Large retail companies that have operations based in the Channel Islands will no longer benefit from relief from VAT on products costing less than £15, meaning they will not be able to sell cheaply on the mainland in future.
Internet retailers such as Amazon, Play.com, Moonpig , HMV and Tesco have distribution warehouses in the Channel Islands. This enables them to take advantage of the tax relief and sell their products far more cheaply than smaller competitors.
However, since the number of companies distributing goods from the Channel Islands increased "dramatically", the relief now costs the Government around £140 million a year.
The tax relief, known as the Low Value Consignment Relief, will cease to be available from 1 April next year.
David Guake, Exchequer Secretary to the Treasury, said: "These reforms will ensure that UK companies, especially small and medium-sized enterprises, can compete on a level playing field with those larger companies with the resources to set up operations in the Channel Islands.
"We are also protecting a significant amount of tax revenue.
"By making these changes, we are striking the best possible balance between the costs of collecting small amounts of VAT and protecting the interests of UK taxpayers and businesses."
The Forum of Private Business welcomes the change claiming that the tax break had "put thousands of small, independent traders out of business."
It added: "It means at long last a level playing field in the market, and the remaining independent record shops will be able to compete with the big boys on equal terms again. It's excellent news for the high street."

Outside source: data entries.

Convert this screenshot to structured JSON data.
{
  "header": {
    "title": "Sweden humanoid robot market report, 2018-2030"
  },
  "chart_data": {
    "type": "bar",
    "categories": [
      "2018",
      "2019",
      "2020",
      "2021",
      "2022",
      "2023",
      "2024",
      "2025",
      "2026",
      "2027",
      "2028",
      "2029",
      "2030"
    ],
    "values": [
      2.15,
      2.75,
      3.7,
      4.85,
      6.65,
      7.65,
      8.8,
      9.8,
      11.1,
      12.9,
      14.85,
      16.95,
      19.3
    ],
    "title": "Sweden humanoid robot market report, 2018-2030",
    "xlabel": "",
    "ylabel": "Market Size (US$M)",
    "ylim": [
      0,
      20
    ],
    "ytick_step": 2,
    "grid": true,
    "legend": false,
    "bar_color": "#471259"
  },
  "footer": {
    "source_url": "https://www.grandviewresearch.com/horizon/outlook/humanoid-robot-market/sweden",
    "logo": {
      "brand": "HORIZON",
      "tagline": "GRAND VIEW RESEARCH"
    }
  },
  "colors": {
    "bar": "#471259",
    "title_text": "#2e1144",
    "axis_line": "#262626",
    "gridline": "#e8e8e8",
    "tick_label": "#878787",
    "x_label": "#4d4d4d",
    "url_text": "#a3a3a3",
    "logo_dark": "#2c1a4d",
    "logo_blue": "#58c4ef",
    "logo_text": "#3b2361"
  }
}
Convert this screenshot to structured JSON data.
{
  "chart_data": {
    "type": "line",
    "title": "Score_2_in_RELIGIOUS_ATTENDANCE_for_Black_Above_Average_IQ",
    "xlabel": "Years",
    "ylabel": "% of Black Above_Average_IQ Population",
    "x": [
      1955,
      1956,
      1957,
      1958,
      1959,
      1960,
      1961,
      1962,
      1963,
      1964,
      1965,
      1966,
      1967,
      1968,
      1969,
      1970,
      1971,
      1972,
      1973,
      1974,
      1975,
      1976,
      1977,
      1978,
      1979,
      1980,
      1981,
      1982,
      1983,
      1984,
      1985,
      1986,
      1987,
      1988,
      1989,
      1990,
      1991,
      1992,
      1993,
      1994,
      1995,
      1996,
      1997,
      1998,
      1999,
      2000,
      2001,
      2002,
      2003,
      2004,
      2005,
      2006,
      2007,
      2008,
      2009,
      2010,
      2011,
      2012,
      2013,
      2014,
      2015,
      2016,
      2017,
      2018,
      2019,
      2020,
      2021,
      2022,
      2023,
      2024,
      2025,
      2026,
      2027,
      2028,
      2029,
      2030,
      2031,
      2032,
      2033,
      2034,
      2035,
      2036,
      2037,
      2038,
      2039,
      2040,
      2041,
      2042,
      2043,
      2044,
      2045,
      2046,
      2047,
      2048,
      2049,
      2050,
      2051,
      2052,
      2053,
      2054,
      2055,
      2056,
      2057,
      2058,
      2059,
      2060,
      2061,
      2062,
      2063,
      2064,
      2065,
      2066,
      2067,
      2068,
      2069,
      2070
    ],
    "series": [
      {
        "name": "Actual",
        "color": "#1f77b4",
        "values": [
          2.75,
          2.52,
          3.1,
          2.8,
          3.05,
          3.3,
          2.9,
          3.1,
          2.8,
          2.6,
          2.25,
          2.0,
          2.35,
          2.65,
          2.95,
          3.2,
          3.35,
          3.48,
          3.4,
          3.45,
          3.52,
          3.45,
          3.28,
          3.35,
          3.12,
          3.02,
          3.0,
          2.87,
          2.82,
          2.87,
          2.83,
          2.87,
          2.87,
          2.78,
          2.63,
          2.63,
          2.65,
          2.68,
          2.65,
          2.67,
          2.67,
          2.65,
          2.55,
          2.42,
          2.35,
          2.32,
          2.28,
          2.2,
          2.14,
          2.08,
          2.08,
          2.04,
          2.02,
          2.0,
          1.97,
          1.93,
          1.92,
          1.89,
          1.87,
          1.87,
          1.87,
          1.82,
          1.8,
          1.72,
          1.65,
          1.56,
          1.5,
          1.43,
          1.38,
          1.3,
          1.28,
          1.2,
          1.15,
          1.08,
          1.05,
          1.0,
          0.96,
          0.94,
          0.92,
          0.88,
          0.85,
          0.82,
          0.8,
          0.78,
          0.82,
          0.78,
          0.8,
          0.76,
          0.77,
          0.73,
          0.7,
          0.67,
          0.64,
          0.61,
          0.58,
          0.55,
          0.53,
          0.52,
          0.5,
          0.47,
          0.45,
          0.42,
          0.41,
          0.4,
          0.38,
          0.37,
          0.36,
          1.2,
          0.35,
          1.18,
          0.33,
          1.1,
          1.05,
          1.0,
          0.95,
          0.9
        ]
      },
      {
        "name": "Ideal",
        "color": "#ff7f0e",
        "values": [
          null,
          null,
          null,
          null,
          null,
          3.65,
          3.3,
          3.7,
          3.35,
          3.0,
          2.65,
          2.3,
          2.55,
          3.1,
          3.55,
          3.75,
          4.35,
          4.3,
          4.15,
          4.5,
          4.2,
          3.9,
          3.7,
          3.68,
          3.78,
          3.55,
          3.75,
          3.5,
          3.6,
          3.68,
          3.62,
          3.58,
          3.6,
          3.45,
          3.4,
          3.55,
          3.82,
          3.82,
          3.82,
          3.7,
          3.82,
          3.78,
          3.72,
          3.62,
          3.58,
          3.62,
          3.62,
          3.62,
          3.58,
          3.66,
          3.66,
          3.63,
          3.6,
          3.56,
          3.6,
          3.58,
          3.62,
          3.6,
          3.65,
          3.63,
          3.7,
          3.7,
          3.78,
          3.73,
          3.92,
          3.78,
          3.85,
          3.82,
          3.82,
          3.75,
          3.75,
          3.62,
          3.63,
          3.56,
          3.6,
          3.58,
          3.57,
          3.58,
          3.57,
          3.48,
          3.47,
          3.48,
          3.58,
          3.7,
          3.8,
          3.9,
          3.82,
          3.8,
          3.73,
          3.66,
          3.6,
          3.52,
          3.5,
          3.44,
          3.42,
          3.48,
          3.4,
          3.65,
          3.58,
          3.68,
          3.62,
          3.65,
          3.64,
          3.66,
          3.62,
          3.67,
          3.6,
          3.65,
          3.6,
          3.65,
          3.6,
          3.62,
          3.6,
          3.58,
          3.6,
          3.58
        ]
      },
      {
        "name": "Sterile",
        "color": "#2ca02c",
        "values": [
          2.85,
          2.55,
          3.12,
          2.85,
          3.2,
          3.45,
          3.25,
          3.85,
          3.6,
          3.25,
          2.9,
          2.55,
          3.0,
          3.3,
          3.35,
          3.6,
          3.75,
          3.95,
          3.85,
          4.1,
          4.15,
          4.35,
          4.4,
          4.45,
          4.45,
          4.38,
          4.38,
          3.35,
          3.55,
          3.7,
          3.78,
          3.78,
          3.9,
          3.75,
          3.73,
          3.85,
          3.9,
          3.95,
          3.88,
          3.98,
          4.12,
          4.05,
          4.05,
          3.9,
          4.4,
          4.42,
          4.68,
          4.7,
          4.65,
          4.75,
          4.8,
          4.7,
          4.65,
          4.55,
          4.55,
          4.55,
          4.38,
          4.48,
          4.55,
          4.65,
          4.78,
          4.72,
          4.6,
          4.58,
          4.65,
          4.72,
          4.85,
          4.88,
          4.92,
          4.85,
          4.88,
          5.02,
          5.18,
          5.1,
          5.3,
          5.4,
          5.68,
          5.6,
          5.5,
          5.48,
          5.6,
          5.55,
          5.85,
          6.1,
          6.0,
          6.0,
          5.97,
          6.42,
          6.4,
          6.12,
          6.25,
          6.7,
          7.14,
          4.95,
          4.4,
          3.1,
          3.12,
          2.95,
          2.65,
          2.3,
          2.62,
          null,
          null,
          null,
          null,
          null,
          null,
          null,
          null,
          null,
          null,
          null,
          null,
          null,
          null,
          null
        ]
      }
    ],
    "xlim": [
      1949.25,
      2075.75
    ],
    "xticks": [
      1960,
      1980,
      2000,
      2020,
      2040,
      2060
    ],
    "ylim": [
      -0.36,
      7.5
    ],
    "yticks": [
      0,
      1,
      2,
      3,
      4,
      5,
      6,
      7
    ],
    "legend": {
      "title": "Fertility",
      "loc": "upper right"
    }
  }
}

However, Jersey's Economic Development Minister Senator Alan Maclean worries what impact will be made on the 1,700 people employed in distribution warehouses on the islands.
He said: "The change will affect hundreds of livelihoods across the Island and in view of this impact, we are taking legal advice in conjunction with members of industry. We would not want discrimination against the Channel Islands to go unquestioned when it has the potential for a severe impact on islanders."